News archive is not available since 06.06.2021

commoncrawl / news-crawl

News crawling with StormCrawler - stores content as WARC

Apache License 2.0

323 stars 35 forks source link

News archive is not available since 06.06.2021 #46

Closed zikolach closed 3 years ago

zikolach commented 3 years ago

There seems to be only one file available for 2021-06-06 and nothing since then. Are there any changes related to news dataset?

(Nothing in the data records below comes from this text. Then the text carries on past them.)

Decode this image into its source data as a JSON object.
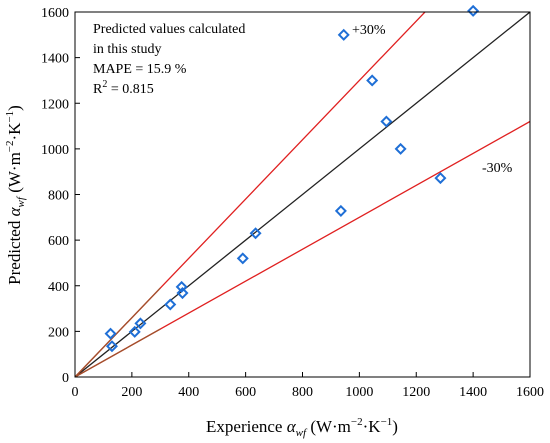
{
  "chart_data": {
    "type": "scatter",
    "xlabel": {
      "main": "Experience ",
      "sym": "α",
      "sub": "wf",
      "unit_pre": " (W·m",
      "sup1": "−2",
      "unit_mid": "·K",
      "sup2": "−1",
      "unit_post": ")"
    },
    "ylabel": {
      "main": "Predicted ",
      "sym": "α",
      "sub": "wf",
      "unit_pre": " (W·m",
      "sup1": "−2",
      "unit_mid": "·K",
      "sup2": "−1",
      "unit_post": ")"
    },
    "xlim": [
      0,
      1600
    ],
    "ylim": [
      0,
      1600
    ],
    "xticks": [
      0,
      200,
      400,
      600,
      800,
      1000,
      1200,
      1400,
      1600
    ],
    "yticks": [
      0,
      200,
      400,
      600,
      800,
      1000,
      1200,
      1400,
      1600
    ],
    "lines": [
      {
        "role": "reference",
        "color": "#222222",
        "slope": 1.0
      },
      {
        "role": "upper-bound",
        "label": "+30%",
        "color": "#e02020",
        "slope": 1.3
      },
      {
        "role": "lower-bound",
        "label": "-30%",
        "color": "#e02020",
        "slope": 0.7
      }
    ],
    "inner_lines": [
      {
        "color": "#a0522d",
        "slope": 1.3,
        "x_end": 300
      },
      {
        "color": "#a0522d",
        "slope": 0.7,
        "x_end": 300
      }
    ],
    "series": [
      {
        "marker": "diamond",
        "color": "#1f6fd6",
        "x": [
          125,
          130,
          210,
          230,
          335,
          375,
          378,
          590,
          635,
          935,
          945,
          1045,
          1095,
          1145,
          1285,
          1400
        ],
        "y": [
          190,
          135,
          198,
          235,
          318,
          395,
          368,
          520,
          630,
          728,
          1500,
          1300,
          1120,
          1000,
          872,
          1605
        ]
      }
    ],
    "annotations": {
      "line1": "Predicted values calculated",
      "line2": "in this study",
      "line3": "MAPE = 15.9 %",
      "line4_pre": "R",
      "line4_sup": "2",
      "line4_post": " = 0.815"
    }
  }
}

$ aws s3 ls --no-sign-request commoncrawl/crawl-data/CC-NEWS/2021/06/
2021-06-01 06:05:03 1072694208 CC-NEWS-20210601011537-00178.warc.gz
2021-06-01 08:05:03 1072700698 CC-NEWS-20210601032956-00179.warc.gz
...
2021-06-05 21:05:03 1072700332 CC-NEWS-20210605162324-00264.warc.gz
2021-06-05 22:05:03 1072724264 CC-NEWS-20210605180523-00265.warc.gz
2021-06-06 17:05:03 1072722205 CC-NEWS-20210605195038-00266.warc.gz

sebastian-nagel commented 3 years ago

Thanks, @zikolach! Issue confirmed, caused by a partial failure of the status index. The crawler is still running but practically without discovering new articles anymore. I'll hope to get it fixed in a few hours.

sebastian-nagel commented 3 years ago

The crawler is now back to normal and the first WARC file is uploaded. As expected, during the first two hours the crawler was mostly occupied fetching and parsing all the feeds and news sitemaps missed since Saturday 20:07 UTC when the status index failed. It's now running well and creating multiple WARC files per hour - to be uploaded soon. Thanks again, @zikolach!

zikolach commented 3 years ago

@sebastian-nagel thanks a lot for quick response and fixing!